1

I'm trying to remove stopwords from a big dataframe in R (12M rows). I tried executing it to a 30k-row data frame and it works perfectly (it is done within 2 min) .for a 300k-row data frame it takes too much time (for about 4 hours) but I need to execute it for a 12m-row data frame, I just want to know if there's another way to do this (maybe the loop causes the slowdown)

trait_text function is defined in the code area and removeWords is a pre-defined R function that remove stopwords from a varchar.

Another question in the same context : Do I need to migrate to RStudio 64-bit ? because the 32 bit version is not using all the RAM available on the machine.

#define stopwords
stop<-c("MONSIEUR","MADAME","MR","MME","M","SARL","SA","EARL","EURL","SCI","SAS","ETS","STE","SARLU",     "SASU","CFA","ATS","GAEC","COMMUNE","SOCIETE",toupper(stopwords::stopwords("fr", source = "snowball")))


##trait text :

#Remove Multiple spaces
del_multispace = function(text) {
  return(text <- gsub("\\s+", " ", text))
}

#Remove Ponctuation
del_punctuation = function(text) {
  text <- gsub("[[:punct:]]", "", text)
}

#Remove accents 
del_accent = function(text) {
  text <- gsub("['`^~\"]", " ", text)
  text <- iconv(text, from = "UTF-8", to = "ASCII//TRANSLIT//IGNORE")
  text <- gsub("['`^~\"]", "", text)
  return(text)
}


trait_text=function(text) {

  text = del_multispace(text)
  text = del_punctuation(text)
  text = del_accent(text)

}

#remove stopwords for data :
system.time(for (i in 1:nrow(test_data)) {

  print(paste("client n: ",i))
  x<-removeWords(trait_text(test_data$ref[i]),stop)


  #output
  test_data$ref[i]<-gdata::trim(paste(x, collapse = ' '))

})

Sample test_data with desired output :


      ref        ouptut 
1 |"LE LA ONE" | "ONE"
2 |"SAS TWO"   | "TWO"
3 |"MR THREE"  | "THREE"
Amine96
  • 65
  • 6
  • 2
    Make the question reproducible: https://stackoverflow.com/questions/5963269/how-to-make-a-great-r-reproducible-example . Also: what packages are the functions trait_text and removeWords from? –  Jun 03 '19 at 12:36
  • Also, 32-bit RStudio can run a 64-bit R session.
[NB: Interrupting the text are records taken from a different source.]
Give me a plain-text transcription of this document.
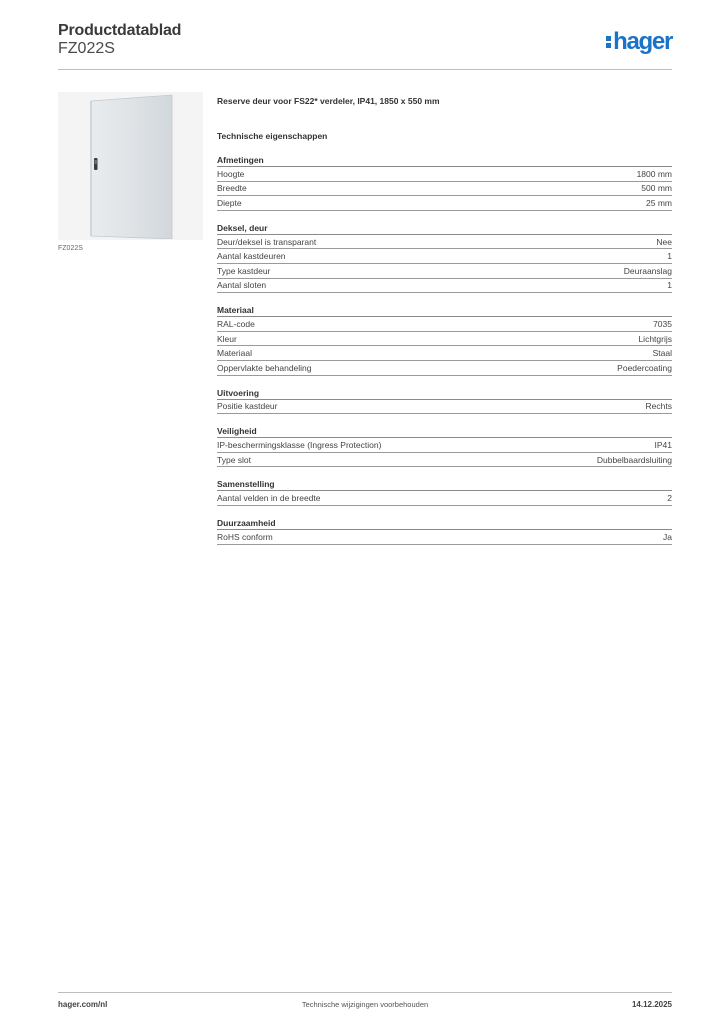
Productdatablad
FZ022S	hager
FZ022S
Reserve deur voor FS22* verdeler, IP41, 1850 x 550 mm
Technische eigenschappen
Afmetingen
Hoogte	1800 mm
Breedte	500 mm
Diepte	25 mm
Deksel, deur
Deur/deksel is transparant	Nee
Aantal kastdeuren	1
Type kastdeur	Deuraanslag
Aantal sloten	1
Materiaal
RAL-code	7035
Kleur	Lichtgrijs
Materiaal	Staal
Oppervlakte behandeling	Poedercoating
Uitvoering
Positie kastdeur	Rechts
Veiligheid
IP-beschermingsklasse (Ingress Protection)	IP41
Type slot	Dubbelbaardsluiting
Samenstelling
Aantal velden in de breedte	2
Duurzaamheid
RoHS conform	Ja
hager.com/nl	Technische wijzigingen voorbehouden	14.12.2025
RStudio is just the front-end. It is not doing the heavy lifting. When you start RStudio, it will tell you whether you are using 32- or 64-bit R in the text at the top of the console. – Andrew Jun 03 '19 at 12:48
  • @schwantke I updated the post for trait_text and removeWords – Amine96 Jun 03 '19 at 12:50
  • 1
    You do not need to loop anything with `gsub`. Simply run it on the entire data frame column. Would help to see `removeWords()` as it too can be vectorized. – Parfait Jun 03 '19 at 12:54
  • @Amine96: You did not provide a sample of test_data –  Jun 03 '19 at 13:04
  • @schwantke you can find it in the code section – Amine96 Jun 03 '19 at 13:39
  • @Parfait I can't use gsub with a stopword's vector – Amine96 Jun 03 '19 at 13:40
  • @Amine96: running the code gives me "object 'test_data' not found" –  Jun 03 '19 at 14:14

1 Answers1

0

I figured out a solution to my question that works perfectly avoiding loops.

Code below :


library(tm)
library(gdata)


#stopwords
stop<-c("MONSIEUR","MADAME","MR","MME","M","SARL","SA","EARL","EURL","SCI","SAS","ETS","STE","SARLU","SASU","CFA","ATS","GAEC","COMMUNE","SOCIETE",toupper(stopwords::stopwords("fr", source = "snowball")))


#Remove multiple spaces
del_multispace = function(text) {
  return(text <- gsub("\\s+", " ", text))
}

#Remove punctuation 
del_punctuation = function(text) {
  return(text <- gsub("[[:punct:]]", "", text))
}

#Remove accents
del_accent = function(text) {
  text <- gsub("['`^~\"]", " ", text)
  text <- iconv(text, from = "UTF-8", to = "ASCII//TRANSLIT//IGNORE")
  text <- gsub("['`^~\"]", "", text)
  return(text)
}

#remove stopwords from text
del_stopwords=function(text) {

  text<-removeWords(text,stop)
  return(text)
}


#Cleaning function :
trait_text=function(text) {

  text = del_multispace(text)
  text = del_punctuation(text)
  text = del_accent(text)
  text = del_stopwords(text)
}


#remove stopwords from test_data:

system.time(test_data$x<-trim(trait_text(test_data$ref)))
Amine96
  • 65
  • 6